Journal of a Youth Coach 2023: Adapting to youth football practice schedules

By Andy Ryland | Posted 9/11/2023

USA Football Senior Manager of Education and Engagement Andy Ryland recently volunteered to be an assistant coach for his local youth football team. A former Penn State linebacker and member of the U.S. Men’s Rugby National Team, Ryland is an expert on tackling and preparation for contact with athletes, consistent with USA Football's Football Development Model. He also assists coaches of all sports in areas of drill design and skill development. This series of journal entries chronicles his 2023 youth football experience. 

This blog series hasn’t been super patterned. It has felt kind of hit or miss on days. Why do you ask? Well, youth football reasons. 

To set the stage, our league has a “three football activities per week” rule. Two practices and a game are the norm. If you have a bye week, you can hold a third practice. There aren’t really a lot of bye weeks. What happens more often is the choice of a bye weekend. Our league facility has three game fields. Because of all the different age groups and teams, cramming all those games into one Saturday just won’t work. Every team has a few mid-week games so not all games don’t have to be on Saturday. If you have a mid-week game, you can choose to have practice on Saturday at one of the non-game field facilities. 

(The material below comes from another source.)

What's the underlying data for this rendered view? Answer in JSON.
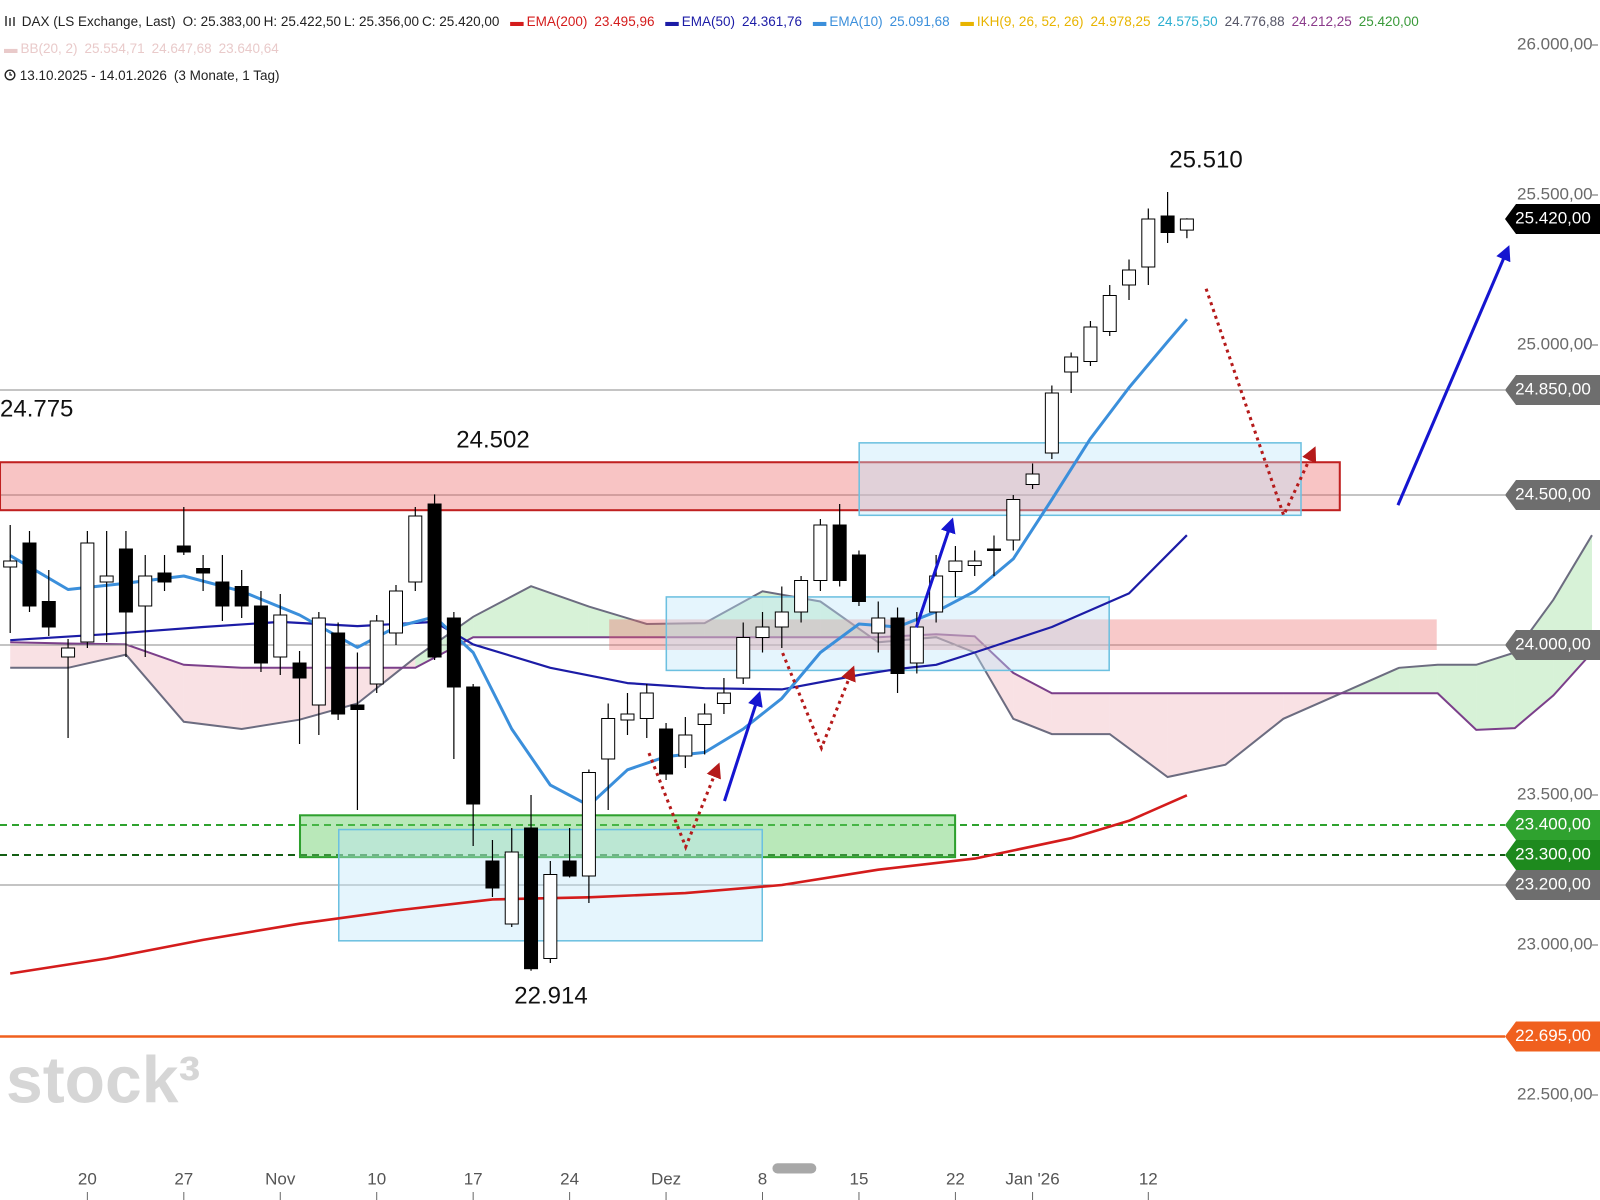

We ended up having a bye weekend week two, so there wasn’t a Saturday game. Our head coach planned a team building event/pool party for the boys instead of that third practice. I thought that was a great idea. Part of sport is meeting new people, new friends from other elementary schools, and building community. My town and this league ultimately feed up into two high schools, so most of these players will be teammates again at some point.  

It just turned out that our Monday practice after the game was canceled due to rain. We held our Thursday practice as normal. The pool party was on Saturday, and the kids had a blast. Pizza, a pool, volleyball, king of the mountain and some squirt guns…what more do nine- and ten-year-olds need?   

It stunk we lost a practice day due to rain, but we were back to game week and had Monday to get ready for our mid-week game, or so I thought. We got hit with a heat wave in Indiana, and practice was cancelled for Monday. 

I loved the idea of the party, but missing two practices due to weather suddenly makes you feel a lot less confident going into the next game. In theory, we would have had three practices and a team building event before our next game. Now, we had one practice over ten days.  

But as I said, these are youth football reasons. A lot of high schools would go into the gym and do walk throughs, run some plays and some small space drills on a rainy or hot day. We don’t really have that option. By the time we as coaches get the official word on practice being off, it’s normally too late to drastically change plans. The league holds off on the final announcement and hopes the weather will clear.  

I love football as much as anyone, and I love coaching, so I love practice! But again, it’s youth football. By the time we get the word, can we find a facility? That also comes with fees for rentals. Plus, it puts a huge strain on parents to change plans, drive all over town and it often ends up with not a full team. 

Am I soft? Am I not committed enough? Should I push to squeeze every bit of practice from the kids and help teach parents that they have to be committed to the sacrifices of football? Truth be told there are internal struggles I have. As someone who knows long term development and maturity, I know the goals are having fun, enjoyment, getting better and increasing confidence.  Making it too competitive, too all or nothing, too “you must sacrifice to be great or win” sounds great, but these are only second year kids in recreational football.  

Is learning to find a way, do more, and commit to being the best you can be an important life lesson for youth players? Absolutely! The question is, how do you introduce and teach it at this age? Too many times adults try to teach important life lessons in adult context to children. That usually overwhelms them or burns them out. Maybe just introduce and teach concepts in an age-appropriate manner. 

Case in point, athletes at this age are probably on the edge of the discover-to-achieve states of the Football Development Model (FDM). They are in the Learn to Train state of other classic LTAD models. That means they are just learning some of these ideas, qualities and traits. Many are exploring if football is for them. Is the best way to teach how to train to fully immerse them, or simply to plant the seeds and let the concept grow over time? 

To graduate high school, students must know geometry. My child’s math is still basic multiplication and fractions. We are setting the building blocks. With this in mind, what is the multiplication version of commitment and chasing greatness? 

Maybe the answer is, learn to adapt to the circumstances, come with a great attitude, listen, learn, try your best and get better every day. Compete hard on game day, show up with a great attitude and love football. Maybe we don’t have to make more practice days just because the weather wasn’t on our side. We will strive to make our days count.